Variational Auto-Encoders
=========================
This code implements a Variation Auto-Encoder (VAE). If using Google Colab, please activate the use of the GPU (Edit -> Notebok Settings).

In [None]:
# install pytorch (http://pytorch.org/) if run from Google Colaboratory
import sys
if 'google.colab' in sys.modules and 'torch' not in sys.modules:
    !pip3 install torch torchvision #--index-url https://download.pytorch.org/whl/cu118 #uncomment to enforce cuda 11.8

if 'google.colab' in sys.modules and 'tqdm' not in sys.modules:
    !pip3 install tqdm


%matplotlib inline
import os
from tqdm import tqdm

import torch
import torch.nn as nn
import torch.nn.functional as F

from matplotlib import pyplot as plt
from matplotlib import gridspec

import os
if os.path.exists('./training') == False:
  os.mkdir('./training')

Hyper-Parameters
----------------

In [None]:
batch_size = 3000     # batch size
latent_dim = 100      # latent-space dimension
middle_dim = 128      # size of the middle layer
learning_rate = 1e-3  # learning rate
max_epochs = 50       # maximum number of epochs
use_gpu = True        # using the GPU

Loading the Dataset
-------------------
As in the GAN example, we will be using the MNIST dataset. MNIST images show digits from 0-9 in 28x28 grayscale images.

In [None]:
import torchvision.transforms as transforms
from torch.utils.data import DataLoader
from torchvision.datasets import MNIST

img_transform = transforms.ToTensor()

train_dataset = MNIST(root='./data/MNIST', download=True, train=True, transform=img_transform)
train_dataloader = DataLoader(train_dataset, batch_size=batch_size, shuffle=True)
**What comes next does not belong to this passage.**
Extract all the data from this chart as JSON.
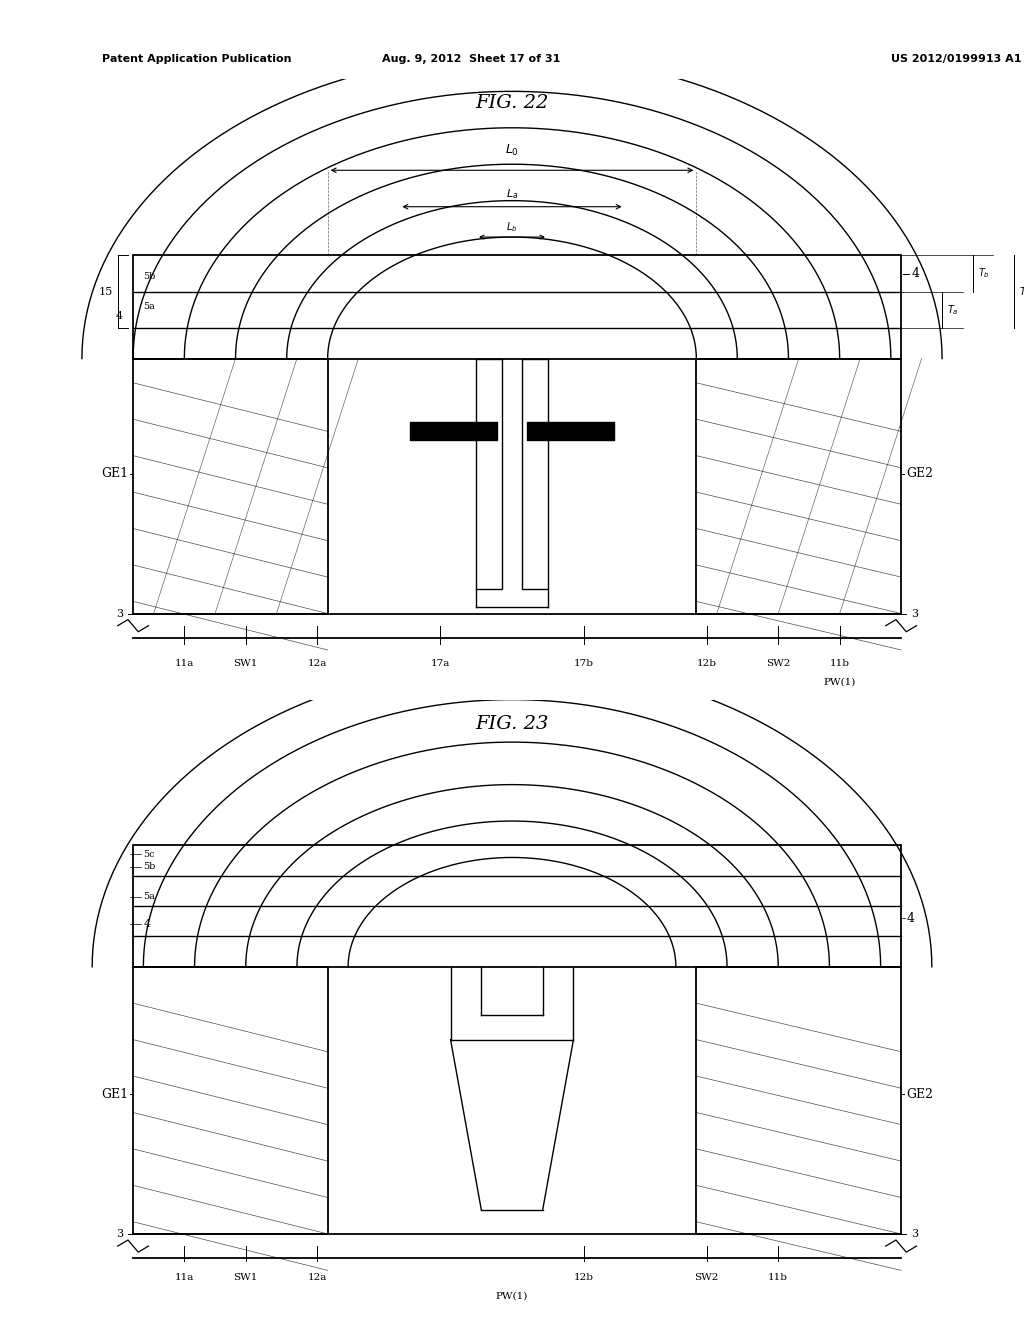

test_dataset = MNIST(root='./data/MNIST', download=True, train=False, transform=img_transform)
test_dataloader = DataLoader(test_dataset, batch_size=batch_size, shuffle=True)

# image dimensions
input_dim = 28**2

VAE Definition
--------------
We will now use a specific scheme to initialize our weights, called Xavier initialization. You can neglect this if you are using other layers than fully connected.

In [None]:
def init_weights(m):
    if isinstance(m, nn.Linear):
        nn.init.xavier_uniform_(m.weight)
        m.bias.data.fill_(0.01)

The following model represents the distribution encoder distribution q(z|x), together with the reparametrization trick.

In [None]:
class Q(nn.Module):
  def __init__(self, input_dim, middle_dim, latent_dim):
    super(Q, self).__init__()
    self.lin_middle = nn.Linear(input_dim, middle_dim, bias=True)
    self.lin_mu = nn.Linear(middle_dim, latent_dim, bias=True)
    self.lin_var = nn.Linear(middle_dim, latent_dim, bias=True)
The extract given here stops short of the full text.